Martin Scorsese. What can be said that hasn’t been said already time and again. I will say it anyways. Scorsese is one of the best living directors and arguably one of the all time greats. He has the ability to direct films in any genre with style, which is rare. He has redefined the crime drama with films like Mean Streets, Goodfellas, Taxi Driver and Casino. Dark comedies with The King of Comedy and After Hours. Thrillers with Cape Fear and Shutter Island. Drama with The Wolf of Wall Street, The Aviator and The Color of Money. And period pieces with The Last Temptation of Christ, Kundun, Gangs of New York and The Age of Innocence. And I didn’t even mention classics like Raging Bull or the underrated Hugo. This month he returns to the period drama in a big way with the epic yet intimate film Silence.

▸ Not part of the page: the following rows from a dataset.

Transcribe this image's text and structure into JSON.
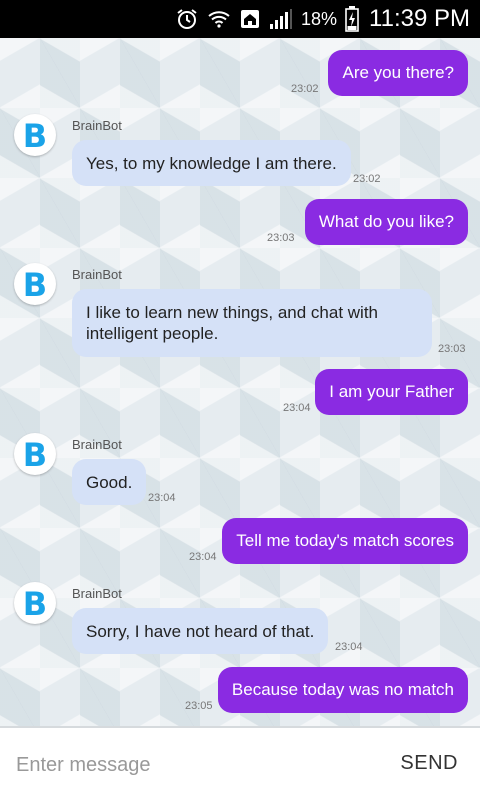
{
  "status_bar": {
    "battery_percent": "18%",
    "time": "11:39 PM",
    "icons": [
      "alarm-icon",
      "wifi-icon",
      "home-icon",
      "signal-icon",
      "battery-charging-icon"
    ]
  },
  "bot": {
    "name": "BrainBot",
    "avatar_letter": "B"
  },
  "messages": [
    {
      "sender": "user",
      "text": "Are you there?",
      "time": "23:02"
    },
    {
      "sender": "bot",
      "text": "Yes, to my knowledge I am there.",
      "time": "23:02"
    },
    {
      "sender": "user",
      "text": "What do you like?",
      "time": "23:03"
    },
    {
      "sender": "bot",
      "text": "I like to learn new things, and chat with intelligent people.",
      "time": "23:03"
    },
    {
      "sender": "user",
      "text": "I am your Father",
      "time": "23:04"
    },
    {
      "sender": "bot",
      "text": "Good.",
      "time": "23:04"
    },
    {
      "sender": "user",
      "text": "Tell me today's match scores",
      "time": "23:04"
    },
    {
      "sender": "bot",
      "text": "Sorry, I have not heard of that.",
      "time": "23:04"
    },
    {
      "sender": "user",
      "text": "Because today was no match",
      "time": "23:05"
    }
  ],
  "composer": {
    "placeholder": "Enter message",
    "value": "",
    "send_label": "SEND"
  },
  "colors": {
    "user_bubble": "#8a2be2",
    "bot_bubble": "#d5e1f7",
    "avatar_blue": "#1aa3e8"
  }
}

In 1633, two Jesuit priests, Sebastião Rodrigues (Andrew Garfield) and Francisco Garupe (Adam Driver) set off to Japan amidst violent anti-Christian purges to try and find their missing mentor, Father Ferreira (Liam Neeson). But during their journey through the country, they are faced with both the incredible faith of persecuted Japanese Christians and the scourge of the Japanese Grand Inquisitor Inoue (Issei Ogata). Their experiences will test much more than their faith alone.

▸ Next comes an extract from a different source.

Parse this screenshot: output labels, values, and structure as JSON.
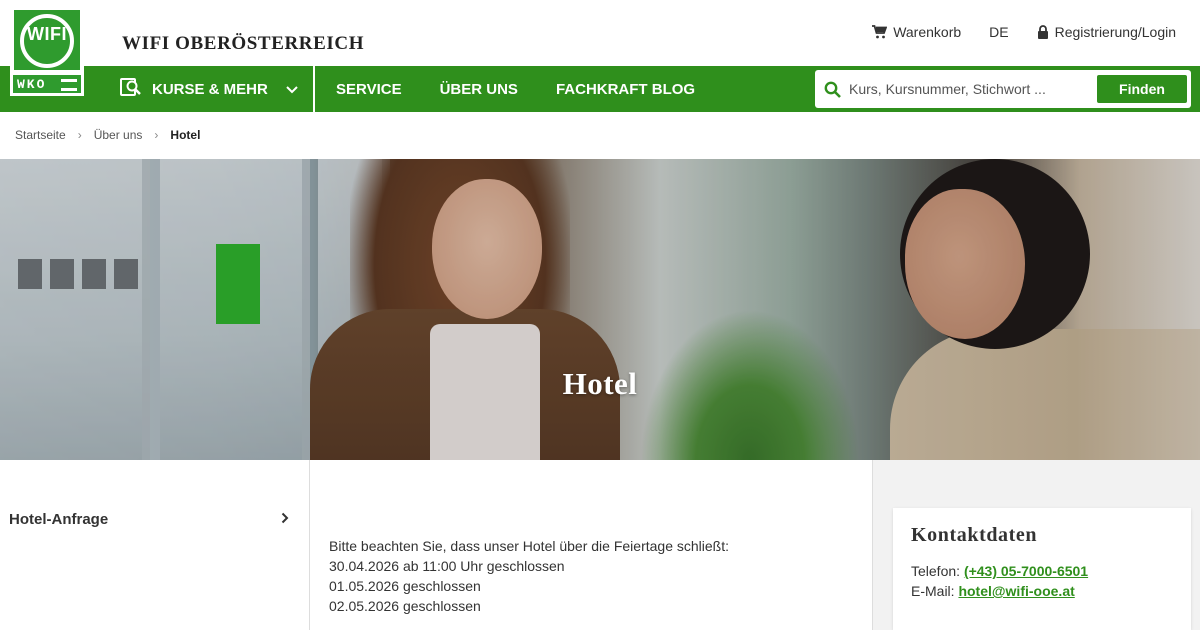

Silence is a towering achievement in an already towering career in film. Scorsese has created an epic and sweeping period drama that also, thanks to a brilliant script and a captivating lead performance by Andrew Garfield, is incredibly intimate. Garfield is absolutely stunning as Rodrigues, a priest determined to fight for his faith in a country that condemns it. And through his time in Japan he faces every challenge a man of faith might have to face and it makes him question everything about religion as a whole, even if his faith never wavers. Scorsese’s direction is calculated and seems to drift silently alongside the characters here, it never overtakes the drama unfolding and never distracts from the story. But it is beautiful. The film feels like an epic novel, a poetic tale of faith against faith. Silence is a wonderful film that must be seen, and not just by Scorsese fans. Very highly recommended.